As Public Affairs Representative at Sunray Oil, Wheeler’s main job was to follow state and national legislation which affected Sunray Oil and the oil industry. He also developed an educational program to encourage Sunray’s employees to participate in the political process. Outside of work Wheeler was active in community affairs. He taught Sunday school and
supported Goodwill Industries and other charitable organizations in the Tulsa area. In December 1964 Governor Henry Bellmon appointed him to the Oklahoma State Board of Regents, which developed policy for the state’s colleges and universities. (Note: Bellmon was the first Republican elected Oklahoma's governor in the state's history.)

During 1968 and 1969, Sunray Oil merged with the Sun Oil Company of Pennsylvania. Wheeler was on the committee which helped combine the public affairs offices of the two companies. In 1970 the reorganized company, Sun Oil Incorporated, sent him to Washington, D.C., to take charge of its government relations office. As Vice President for Government Relations, Wheeler was basically a lobbyist who worked with Congress and officials of the Executive branch of government to develop legislation favorable to the oil industry. He helped channel contributions from Sun Oil’s Political Action Committee to Congressional candidates who were known to favor the oil industry. He also helped direct charitable contributions by the company to various cultural and educational organizations in the Washington, D.C., area, such as the Center for Strategic and International Studies at Georgetown University, the Vietnam Veterans Memorial and Ford's Theatre.

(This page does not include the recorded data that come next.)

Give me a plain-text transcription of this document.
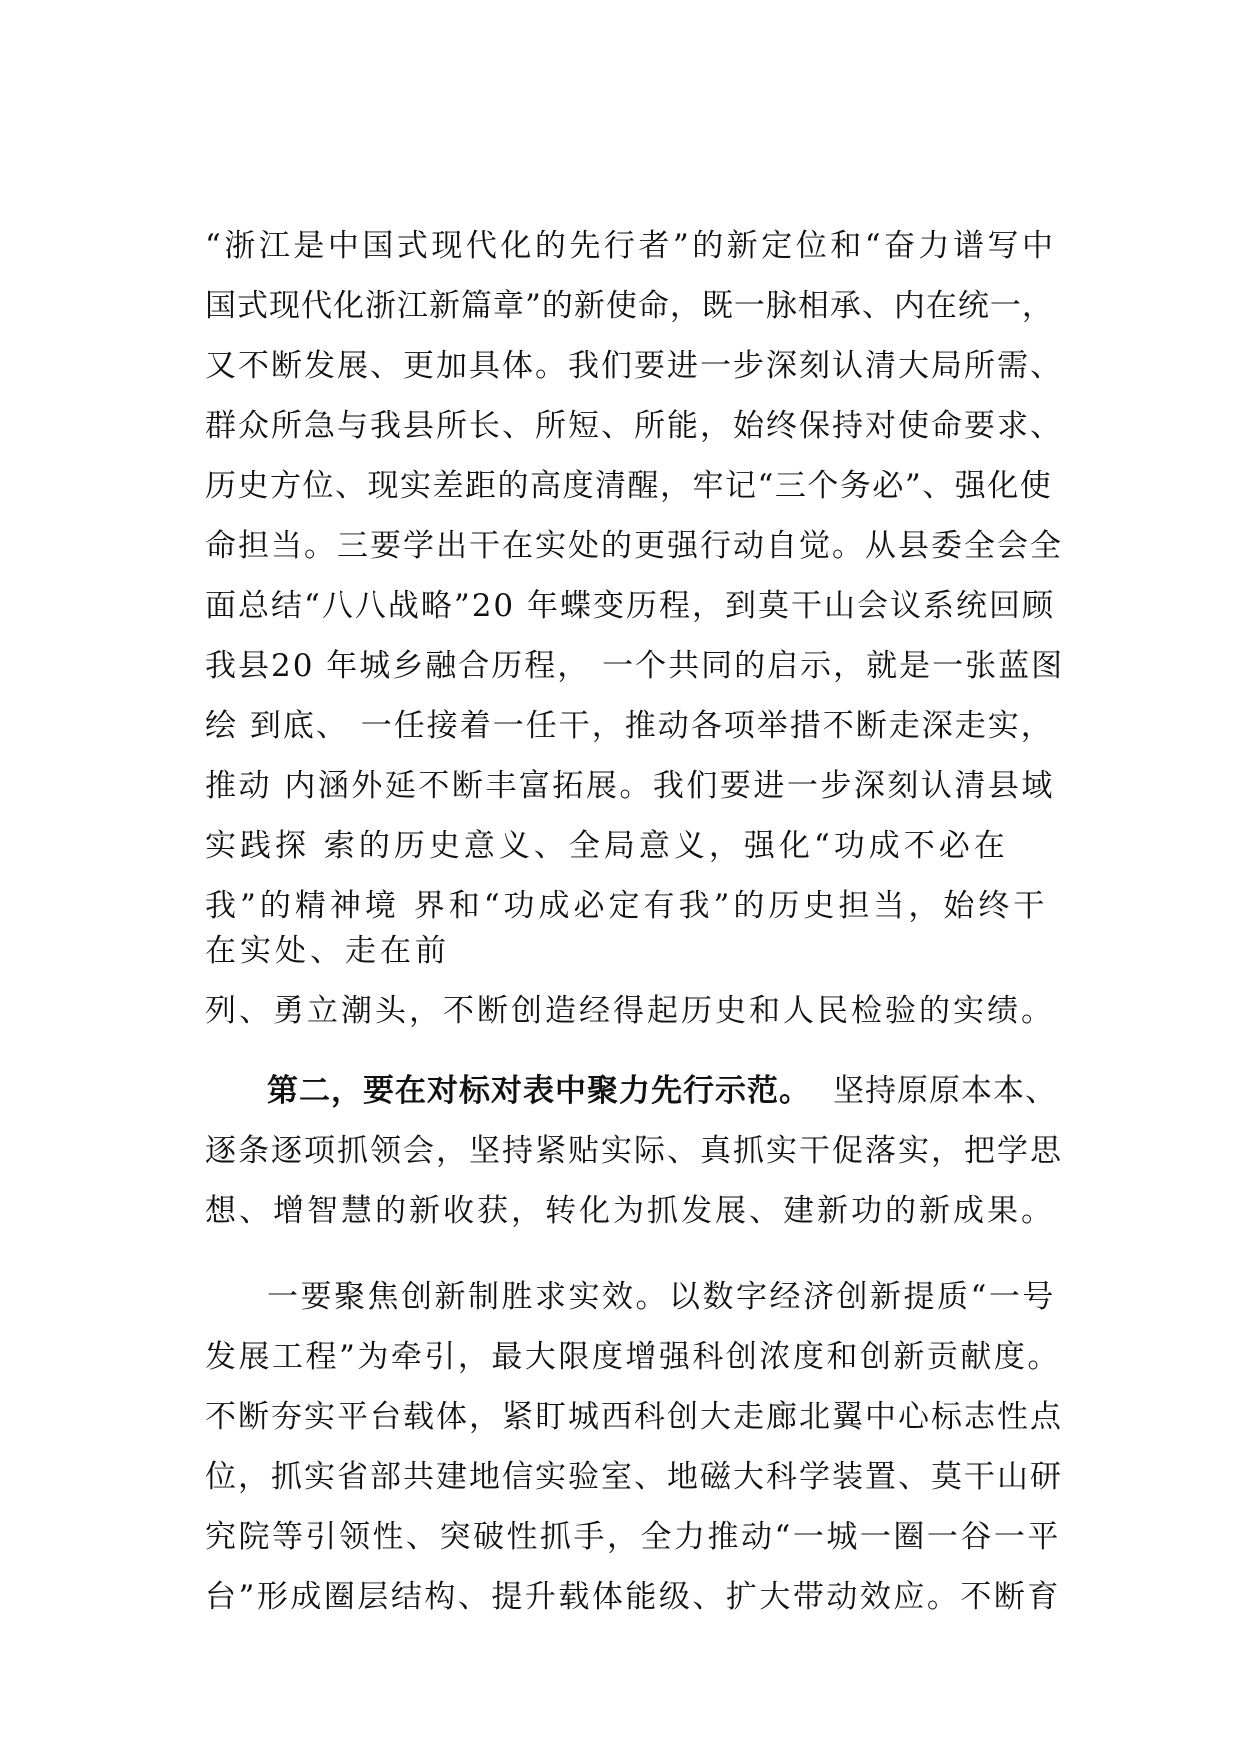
“浙江是中国式现代化的先行者”的新定位和“奋力谱写中
国式现代化浙江新篇章”的新使命，既一脉相承、内在统一，
又不断发展、更加具体。我们要进一步深刻认清大局所需、
群众所急与我县所长、所短、所能，始终保持对使命要求、
历史方位、现实差距的高度清醒，牢记“三个务必”、强化使
命担当。三要学出干在实处的更强行动自觉。从县委全会全
面总结“八八战略”20 年蝶变历程，到莫干山会议系统回顾
我县20 年城乡融合历程， 一个共同的启示，就是一张蓝图
绘 到底、 一任接着一任干，推动各项举措不断走深走实，
推动 内涵外延不断丰富拓展。我们要进一步深刻认清县域
实践探 索的历史意义、全局意义，强化“功成不必在
我”的精神境 界和“功成必定有我”的历史担当，始终干
在实处、走在前
列、勇立潮头，不断创造经得起历史和人民检验的实绩。
第二，要在对标对表中聚力先行示范。 坚持原原本本、
逐条逐项抓领会，坚持紧贴实际、真抓实干促落实，把学思
想、增智慧的新收获，转化为抓发展、建新功的新成果。
一要聚焦创新制胜求实效。以数字经济创新提质“一号
发展工程”为牵引，最大限度增强科创浓度和创新贡献度。
不断夯实平台载体，紧盯城西科创大走廊北翼中心标志性点
位，抓实省部共建地信实验室、地磁大科学装置、莫干山研
究院等引领性、突破性抓手，全力推动“一城一圈一谷一平
台”形成圈层结构、提升载体能级、扩大带动效应。不断育
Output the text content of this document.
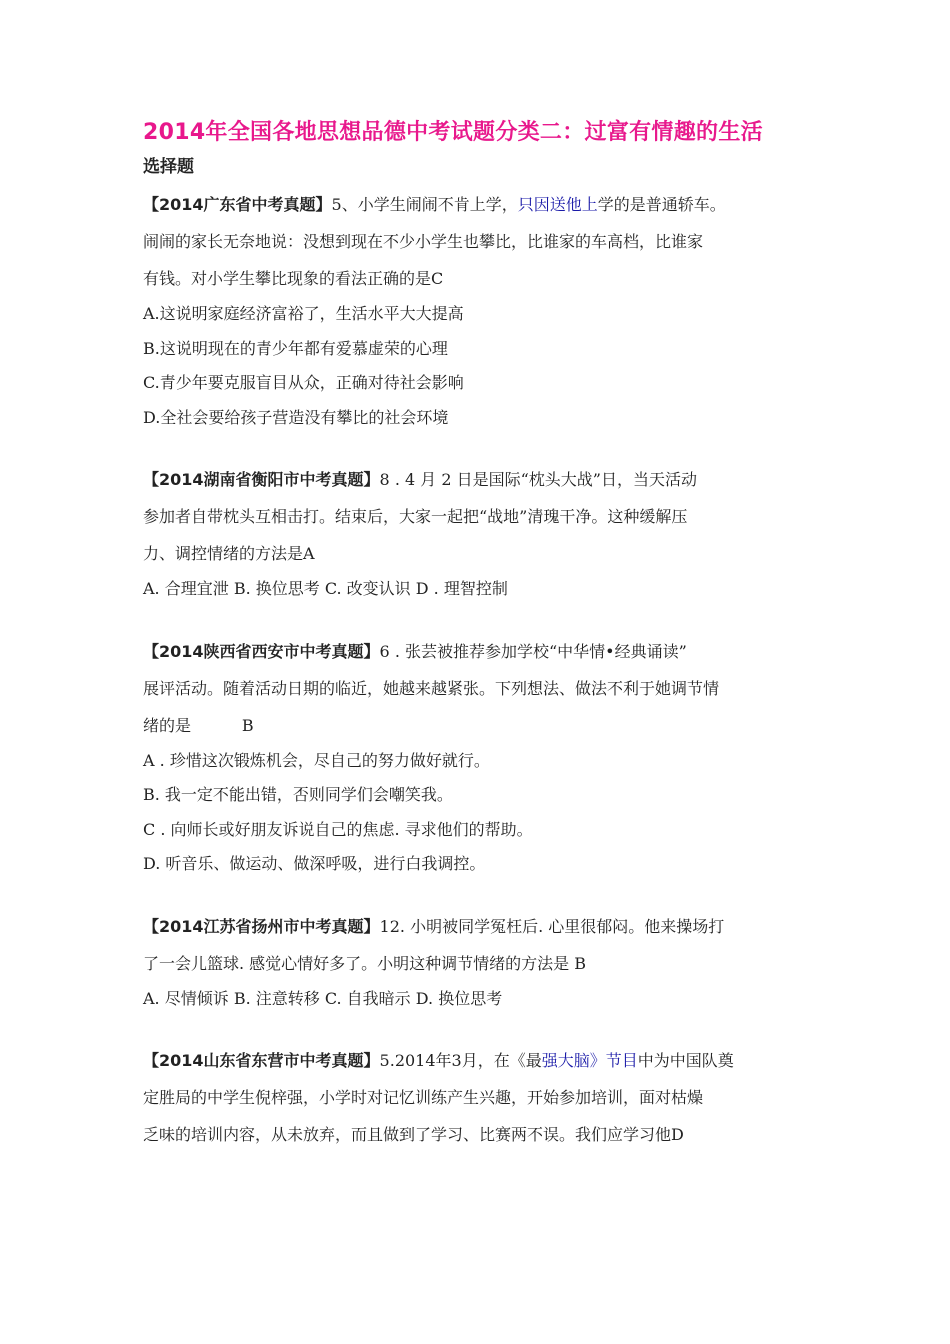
2014年全国各地思想品德中考试题分类二：过富有情趣的生活
选择题
【2014广东省中考真题】5、小学生闹闹不肯上学，只因送他上学的是普通轿车。
闹闹的家长无奈地说：没想到现在不少小学生也攀比，比谁家的车高档，比谁家
有钱。对小学生攀比现象的看法正确的是C
A.这说明家庭经济富裕了，生活水平大大提高
B.这说明现在的青少年都有爱慕虚荣的心理
C.青少年要克服盲目从众，正确对待社会影响
D.全社会要给孩子营造没有攀比的社会环境
【2014湖南省衡阳市中考真题】8 . 4 月 2 日是国际“枕头大战”日，当天活动
参加者自带枕头互相击打。结束后，大家一起把“战地”清瑰干净。这种缓解压
力、调控情绪的方法是A
A. 合理宜泄 B. 换位思考 C. 改变认识 D . 理智控制
【2014陕西省西安市中考真题】6 . 张芸被推荐参加学校“中华情•经典诵读”
展评活动。随着活动日期的临近，她越来越紧张。下列想法、做法不利于她调节情
绪的是          B
A . 珍惜这次锻炼机会，尽自己的努力做好就行。
B. 我一定不能出错，否则同学们会嘲笑我。
C . 向师长或好朋友诉说自己的焦虑. 寻求他们的帮助。
D. 听音乐、做运动、做深呼吸，进行白我调控。
【2014江苏省扬州市中考真题】12. 小明被同学冤枉后. 心里很郁闷。他来操场打
了一会儿篮球. 感觉心情好多了。小明这种调节情绪的方法是 B
A. 尽情倾诉 B. 注意转移 C. 自我暗示 D. 换位思考
【2014山东省东营市中考真题】5.2014年3月，在《最强大脑》节目中为中国队奠
定胜局的中学生倪梓强，小学时对记忆训练产生兴趣，开始参加培训，面对枯燥
乏味的培训内容，从未放弃，而且做到了学习、比赛两不误。我们应学习他D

In April 1984 Wheeler retired from Sun Oil and returned to his ranch at Laverne, Oklahoma. He continued to work part-time as a legislative consultant to two Washington law firms until 1988.

===Personal===
Clyde met Barbara Ann Dodd in 1951, and the two married August 23, 1953, in Enid, Oklahoma. Barbara was born November 7, 1922. They had two daughters and a son. Barbara died on February 20, 2003. Clyde died on August 28, 2013.